狐々乃月に対しては仲がいいこともあって、悪意のこもった表現はあんまり使わないけど、他の人にはボキャブラリーのある限りの悪態をつくからなぁ。
でも、イデアに対してはあんまりそういうことを言った覚えがないな。
「イデアは、私にメイドとしての技術や所作を教えてくれましたし、それになにより余計なことは基本的にしないので」
「あ、そうなんだ? つまりメイドとしての先生みたいなものなの?」
「そうですね。私のメイドスキルはおおよそ彼女から受け継いだものです」
へぇ、それは初耳だったな。
じゃあ、普段は作ってる所見たことないけど、料理とかもイデアはこなせるんだろうか。
「はい、一通りのことは全て出来るはずです。少なくとも私にできることは彼女も出来ると考えて間違いないです」
そうなのか。
ここのメイドは2人共スキル高いんだなぁ。
「ただ、イデアがどこでどうやってそれらの技術を学んだのかは分からないんです。前にも言いましたが、彼女とは病院で初めて会いましたから」
ここのいるのはほとんどが僕の関係者だとリリスから聞いた覚えがある。
ならイデアも僕の関係者なんだろうか?
でも、イデアはいつも無表情なせいか、僕に対してなんの感情も抱いてないように見える。

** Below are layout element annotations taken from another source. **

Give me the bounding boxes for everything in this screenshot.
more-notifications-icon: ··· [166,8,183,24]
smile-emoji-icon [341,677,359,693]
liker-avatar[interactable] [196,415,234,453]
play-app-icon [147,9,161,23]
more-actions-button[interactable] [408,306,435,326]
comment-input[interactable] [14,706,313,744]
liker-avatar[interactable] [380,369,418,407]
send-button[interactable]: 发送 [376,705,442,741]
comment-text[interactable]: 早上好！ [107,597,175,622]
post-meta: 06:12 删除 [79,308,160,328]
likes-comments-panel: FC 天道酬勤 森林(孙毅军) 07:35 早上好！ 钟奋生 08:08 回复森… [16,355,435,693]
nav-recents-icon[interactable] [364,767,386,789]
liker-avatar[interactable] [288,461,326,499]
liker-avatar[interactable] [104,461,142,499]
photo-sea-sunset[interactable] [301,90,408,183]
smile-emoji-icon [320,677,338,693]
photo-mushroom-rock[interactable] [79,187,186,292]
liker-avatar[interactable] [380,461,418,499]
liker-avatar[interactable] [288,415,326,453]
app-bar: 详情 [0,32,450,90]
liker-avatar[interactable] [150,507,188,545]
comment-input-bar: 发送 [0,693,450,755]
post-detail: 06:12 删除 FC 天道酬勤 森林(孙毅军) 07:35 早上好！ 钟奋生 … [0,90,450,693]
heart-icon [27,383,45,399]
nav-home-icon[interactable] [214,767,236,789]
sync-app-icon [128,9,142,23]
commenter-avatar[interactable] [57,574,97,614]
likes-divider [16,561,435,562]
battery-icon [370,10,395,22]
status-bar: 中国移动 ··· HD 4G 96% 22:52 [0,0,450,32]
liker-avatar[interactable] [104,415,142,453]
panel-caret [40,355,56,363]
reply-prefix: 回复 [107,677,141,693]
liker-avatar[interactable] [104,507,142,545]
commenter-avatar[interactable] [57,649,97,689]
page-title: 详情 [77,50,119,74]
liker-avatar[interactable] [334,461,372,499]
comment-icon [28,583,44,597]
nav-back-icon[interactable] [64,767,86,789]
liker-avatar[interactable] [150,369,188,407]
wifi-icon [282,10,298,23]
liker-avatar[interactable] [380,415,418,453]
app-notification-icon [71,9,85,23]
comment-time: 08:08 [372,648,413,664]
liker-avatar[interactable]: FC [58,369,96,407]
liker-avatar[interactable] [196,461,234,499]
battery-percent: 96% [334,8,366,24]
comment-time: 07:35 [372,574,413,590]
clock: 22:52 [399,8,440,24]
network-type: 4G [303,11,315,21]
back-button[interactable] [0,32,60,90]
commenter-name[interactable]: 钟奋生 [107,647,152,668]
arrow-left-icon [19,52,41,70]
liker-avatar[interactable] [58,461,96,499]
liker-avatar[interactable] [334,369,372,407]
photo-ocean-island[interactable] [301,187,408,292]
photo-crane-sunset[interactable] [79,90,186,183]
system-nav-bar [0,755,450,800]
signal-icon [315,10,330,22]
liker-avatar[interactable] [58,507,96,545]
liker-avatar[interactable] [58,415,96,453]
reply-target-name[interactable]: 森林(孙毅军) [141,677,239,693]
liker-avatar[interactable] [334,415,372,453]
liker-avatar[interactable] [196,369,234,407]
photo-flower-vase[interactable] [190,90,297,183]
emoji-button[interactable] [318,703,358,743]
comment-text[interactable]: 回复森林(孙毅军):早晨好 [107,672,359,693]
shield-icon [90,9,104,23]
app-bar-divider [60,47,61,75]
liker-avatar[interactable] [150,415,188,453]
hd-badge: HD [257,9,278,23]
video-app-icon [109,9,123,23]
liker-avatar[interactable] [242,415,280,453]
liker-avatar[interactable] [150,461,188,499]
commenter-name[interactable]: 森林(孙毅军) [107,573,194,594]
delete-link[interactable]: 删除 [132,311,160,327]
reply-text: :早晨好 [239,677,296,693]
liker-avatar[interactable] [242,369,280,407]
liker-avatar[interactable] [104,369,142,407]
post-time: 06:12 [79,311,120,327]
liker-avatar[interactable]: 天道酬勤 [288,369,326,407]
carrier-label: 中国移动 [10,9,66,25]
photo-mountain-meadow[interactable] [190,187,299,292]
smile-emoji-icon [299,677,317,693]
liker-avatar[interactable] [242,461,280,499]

アリシアは分かりやす過ぎるくらいだし、狐々乃月とエリザも僕を通して過去を思い出したりすることも多いように見受けられる。比較的そういった感情をみせないリリスでも、やっぱり僕の過去に対して思うところがあるのは分かる。
けどイデアはそういったものが全くない。
となると、やっぱりイデアは僕の過去には関係のない人物なんだろうか?
「そういえば、イデアって人間なのかな?」
「と言いますと?」
「うん、僕は鬼だしアリシアは鳥人族だし、他に会った人たちもみんな人間ではないでしょ? じゃあやっぱりイデアも何かしらの人外なのかなぁ、と」
「うーん、どうでしょう。確かに御主人様のお知り合いは人外の方も多かったですが、だからと言って普通の人間がいなかったかと言われれば、そんなことないですからね。それに、イデアが異能を発揮したとかは見たことが無いですし」
「そうなると、やっぱり普通の人間?」
「そう考えたほうが無難だとは思いますね」
「そっか」
まぁ別に人だろうと違うかろうと、何か変わるでもないし気にしなくていいかな。
それに、僕の関係者って決まってるわけでもないしね。
なんて、思考停止に近い結論を出してこの話題を終わりにする。
「ところで、今日の昼食は何かな?」
「はい、本日はですね――」
興味はすでに昼食へと移っていた。
そして、そんな僕らの後姿を一組の瞳がジッと見詰めていた。